From 39554bb669c1289c138341c365d2b7f808e56e0d Mon Sep 17 00:00:00 2001
From: Miyoung Choi <miyoungc@nvidia.com>
Date: Mon, 9 Mar 2026 21:30:42 -0700
Subject: [PATCH 3/3] fix doc build

---
 docs/get-started/run-opencode.md | 4 ----
 docs/inference/configure.md      | 2 +-
 docs/inference/index.md          | 4 ++--
 3 files changed, 3 insertions(+), 7 deletions(-)

diff --git a/docs/get-started/run-opencode.md b/docs/get-started/run-opencode.md
index 85ac0f00..de5ebf2c 100644
--- a/docs/get-started/run-opencode.md
+++ b/docs/get-started/run-opencode.md
@@ -254,8 +254,4 @@ $ nemoclaw sandbox delete opencode-sandbox
 - {doc}`../safety-and-privacy/policies`: How network policy fits into the sandbox iteration workflow.
 - {doc}`../inference/index`: `inference.local`, supported API patterns, and request routing.
 - {doc}`../sandboxes/providers`: Provider types, credential discovery, and manual and automatic creation.
-<<<<<<< pmlocek/inference-docs-pr
-- {doc}`../safety-and-privacy/security-model`: The protection layers and how they interact.
-=======
 - {doc}`../safety-and-privacy/index`: The four protection layers and how they interact.
->>>>>>> main
diff --git a/docs/inference/configure.md b/docs/inference/configure.md
index ad437be0..32dfd180 100644
--- a/docs/inference/configure.md
+++ b/docs/inference/configure.md
@@ -93,7 +93,7 @@ security reasons. External providers that should be reached directly belong in
 ## Next Steps
 
 - {doc}`index`: understand the interception flow and supported API patterns.
-- [Network access rules](/safety-and-privacy/policies.md#network-access-rules):
+- [Network policy evaluation](/safety-and-privacy/policies.md#network-policy-evaluation):
   configure direct access to external inference endpoints.
 - {doc}`../sandboxes/providers`: create and manage provider records.
 - {doc}`../reference/cli`: see the CLI reference for `nemoclaw inference`
diff --git a/docs/inference/index.md b/docs/inference/index.md
index 017b141a..da8abe08 100644
--- a/docs/inference/index.md
+++ b/docs/inference/index.md
@@ -18,7 +18,7 @@ If sandbox code calls an external inference API like `api.openai.com` or
 request. It is allowed or denied by `network_policies`.
 
 Refer to {doc}`/safety-and-privacy/policies` and the
-[Network access rules](/safety-and-privacy/policies.md#network-access-rules)
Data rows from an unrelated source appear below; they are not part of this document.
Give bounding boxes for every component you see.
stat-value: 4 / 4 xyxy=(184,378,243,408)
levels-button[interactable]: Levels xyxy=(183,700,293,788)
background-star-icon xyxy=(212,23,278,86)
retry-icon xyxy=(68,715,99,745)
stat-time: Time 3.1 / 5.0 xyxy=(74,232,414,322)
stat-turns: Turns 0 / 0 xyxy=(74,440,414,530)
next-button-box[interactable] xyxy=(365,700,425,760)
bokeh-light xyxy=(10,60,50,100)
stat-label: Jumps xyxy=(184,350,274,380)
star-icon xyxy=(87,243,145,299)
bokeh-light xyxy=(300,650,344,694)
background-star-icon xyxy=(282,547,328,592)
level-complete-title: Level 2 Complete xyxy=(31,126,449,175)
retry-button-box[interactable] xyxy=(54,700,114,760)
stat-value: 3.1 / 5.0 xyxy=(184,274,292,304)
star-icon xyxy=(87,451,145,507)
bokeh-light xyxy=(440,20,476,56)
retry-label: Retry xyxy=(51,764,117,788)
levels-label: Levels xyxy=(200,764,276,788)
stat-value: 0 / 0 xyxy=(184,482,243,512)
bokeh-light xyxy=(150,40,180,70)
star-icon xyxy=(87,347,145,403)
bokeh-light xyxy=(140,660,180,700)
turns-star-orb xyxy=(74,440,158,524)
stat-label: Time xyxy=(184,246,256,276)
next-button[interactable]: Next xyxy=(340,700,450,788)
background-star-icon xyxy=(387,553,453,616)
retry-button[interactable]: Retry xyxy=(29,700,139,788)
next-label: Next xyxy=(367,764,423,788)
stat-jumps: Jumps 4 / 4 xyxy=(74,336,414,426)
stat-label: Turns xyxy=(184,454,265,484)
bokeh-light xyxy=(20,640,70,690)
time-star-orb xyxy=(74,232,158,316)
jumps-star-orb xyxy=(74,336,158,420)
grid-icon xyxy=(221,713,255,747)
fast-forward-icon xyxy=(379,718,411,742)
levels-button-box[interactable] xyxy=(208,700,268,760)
+[Network policy evaluation](/safety-and-privacy/policies.md#network-policy-evaluation)
 section for details.
 
 ## `inference.local`
@@ -80,5 +80,5 @@ supported patterns are denied.
 ## Next Steps
 
 - {doc}`configure`: configure the backend behind `inference.local`.
-- [Network access rules](/safety-and-privacy/policies.md#network-access-rules):
+- [Network policy evaluation](/safety-and-privacy/policies.md#network-policy-evaluation):
   understand how external endpoints are controlled.